Ask anyone around the NKU community about our school and you can be sure to hear something very similar if not that exact same line. Yet, there is still that same stigmatic idea that seems to manifest itself into the idea of our university: NKU as a bare concrete commuter campus with little-to-no student involvement.
Granted, the university has started to overcome this with a new university president inviting students to basketball games to do the Harlem Shake, asking for student input on the strategic planning process and even inviting a select group of students to his house for dinner.
Yet something about our student life on campus has remained sub par, especially compared to the surrounding universities.
And then, at last week’s Student Government Association meeting, the group revealed that the Student Fee Allocation Board has been cutting its monetary funding to student organizations yearly since 2007, as the amount of students participating in these student organizations since that same year has increased by almost 40 percent.
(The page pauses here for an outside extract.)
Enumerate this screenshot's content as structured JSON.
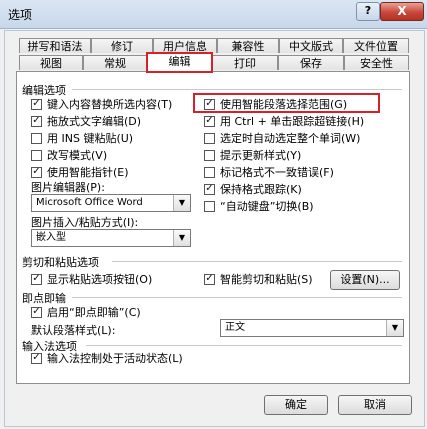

So you may be asking yourself, “Yeah there are always cuts lately, so what is the problem?”
But if the university is working to overcome its stigma as this desolate school, then it is evident that student life should be getting the money it needs and it is obvious that it has not been.
The way to overcome this stigma isn’t just in increasing the number of students getting involved with university organizations every year, but having enough money for those organizations to do cool activities and create neat experiences.
We need more funding to have more events, interesting extracurriculars and stronger overall groups on campus to make students want to stay here. This funding will also help those students who are involved to become even more engaged in the groups they are already in.
Dean of Students Jeffrey Waple said these cuts to the Student Fee Allocation Board funding may be a way for NKU to cope with state budget cuts. And perhaps cutting funding to student organizations would make sense, instead of trying to cut other things that could more directly affect academics.
But the Board of Regents announced retention as a main means of balancing out the budget in a time of an ever-decreasing state budget at their last meeting.
And it has been said time and time again, from our first days at NKU during summer orientations, to lectures from concerned professors and administrators, “the way to get retention up and to have students be successful and graduate sooner, is to get them involved.”
Well then the university should support student organizations as an economical investment, with at least the additional $63,000, which is what the Student Fee Allocation Board got in 2007-08, and show students that aren’t as involved, or are “typical commuters,” what they are missing out on by not being here on campus.